Isso pode ser visto nos escritos de autores como Abu Ala Mawdudi e muito mais claramente nos escritos de Sayyid Qutb. O escritor e estudioso Phil Paine, observa, depois de ler o ”Marcos” de Said Qutb pela primeira vez:

A primeira coisa que se percebe sobre o pensamento ideológico de Qutb é quão pouco tem a ver com as tradições do Islã ou as necessidades das pessoas nos países islâmicos. É profundamente europeu em inspiração, e seus principais modelos são Hitler, Marx e Lenin. […] Lenin é de longe a influência mais forte.”

Passagens inteiras parecem simplesmente copiadas de suas obras e depois uma terminologia pseudo-islâmica é inserida, “vanguarda revolucionária” se tornando “vanguarda islâmica”, e assim por diante. Como a bobagem marxista justifica a narração de qualquer mentira, a traição de qualquer valor, o compromisso de qualquer atrocidade, em nome de um destino implacável, isso também faz presença em Marcos […]
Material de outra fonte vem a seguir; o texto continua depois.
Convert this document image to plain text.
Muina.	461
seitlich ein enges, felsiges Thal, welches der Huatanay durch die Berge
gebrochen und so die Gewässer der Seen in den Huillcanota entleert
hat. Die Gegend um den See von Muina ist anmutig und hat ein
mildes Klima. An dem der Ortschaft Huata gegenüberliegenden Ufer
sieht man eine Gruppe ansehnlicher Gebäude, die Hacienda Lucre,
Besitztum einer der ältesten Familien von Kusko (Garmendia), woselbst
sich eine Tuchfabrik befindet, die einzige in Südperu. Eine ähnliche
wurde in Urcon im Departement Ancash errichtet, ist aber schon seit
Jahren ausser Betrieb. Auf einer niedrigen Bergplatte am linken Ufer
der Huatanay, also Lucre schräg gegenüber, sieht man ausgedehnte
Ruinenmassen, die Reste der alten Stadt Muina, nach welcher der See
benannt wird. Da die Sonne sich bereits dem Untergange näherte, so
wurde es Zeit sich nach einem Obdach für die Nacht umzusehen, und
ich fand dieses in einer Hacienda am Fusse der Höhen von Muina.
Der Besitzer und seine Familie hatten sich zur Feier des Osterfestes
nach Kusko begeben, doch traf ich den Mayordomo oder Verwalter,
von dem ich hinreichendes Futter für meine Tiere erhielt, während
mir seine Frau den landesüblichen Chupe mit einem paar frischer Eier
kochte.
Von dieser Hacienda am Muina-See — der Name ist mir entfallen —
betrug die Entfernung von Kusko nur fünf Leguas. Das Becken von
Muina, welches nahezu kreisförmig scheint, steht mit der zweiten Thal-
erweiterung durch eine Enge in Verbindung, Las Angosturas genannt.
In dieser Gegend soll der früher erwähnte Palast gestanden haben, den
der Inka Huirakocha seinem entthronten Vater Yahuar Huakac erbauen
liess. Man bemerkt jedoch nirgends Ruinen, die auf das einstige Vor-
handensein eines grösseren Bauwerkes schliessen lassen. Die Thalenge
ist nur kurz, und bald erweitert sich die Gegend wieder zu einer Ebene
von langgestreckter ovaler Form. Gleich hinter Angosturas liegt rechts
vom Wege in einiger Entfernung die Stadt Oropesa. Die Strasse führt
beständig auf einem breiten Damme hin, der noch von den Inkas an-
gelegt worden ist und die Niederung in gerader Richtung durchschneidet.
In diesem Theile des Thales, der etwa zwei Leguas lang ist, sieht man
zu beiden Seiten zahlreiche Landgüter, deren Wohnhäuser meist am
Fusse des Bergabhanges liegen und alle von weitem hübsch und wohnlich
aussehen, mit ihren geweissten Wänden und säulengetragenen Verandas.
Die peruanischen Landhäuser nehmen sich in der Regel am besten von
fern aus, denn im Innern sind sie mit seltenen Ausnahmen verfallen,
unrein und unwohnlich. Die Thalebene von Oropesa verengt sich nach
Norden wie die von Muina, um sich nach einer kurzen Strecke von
[…] Qutb não estava sozinho. Nas décadas de 1920 e 1930, a Irmandade Muçulmana e outros precursores do atual movimento jihadista foram profundamente influenciados pelo marxismo e pelo nazismo. Antes da Segunda Guerra Mundial, Hitler foi a maior influência, mas, com a sua derrota, o comunismo tornou-se a principal inspiração. De fato, o próprio Qutb era um delegado da Internacional Comunista, sua principal ligação com a Irmandade Muçulmana. [R. R. Reilly, “As Raízes da Ideologia Islâmica”]

[…] Qutb baseia-se na tradição teológica asharita, bem como em fontes marxistas e nazistas. Porém, o islamismo totalitário de hoje não é uma tentativa de restaurar as glórias do início do Islã. Longe disso – ele se inspira nos desvios do islamismo clássico que destruiu essas glórias (segundo os revolucionários) […]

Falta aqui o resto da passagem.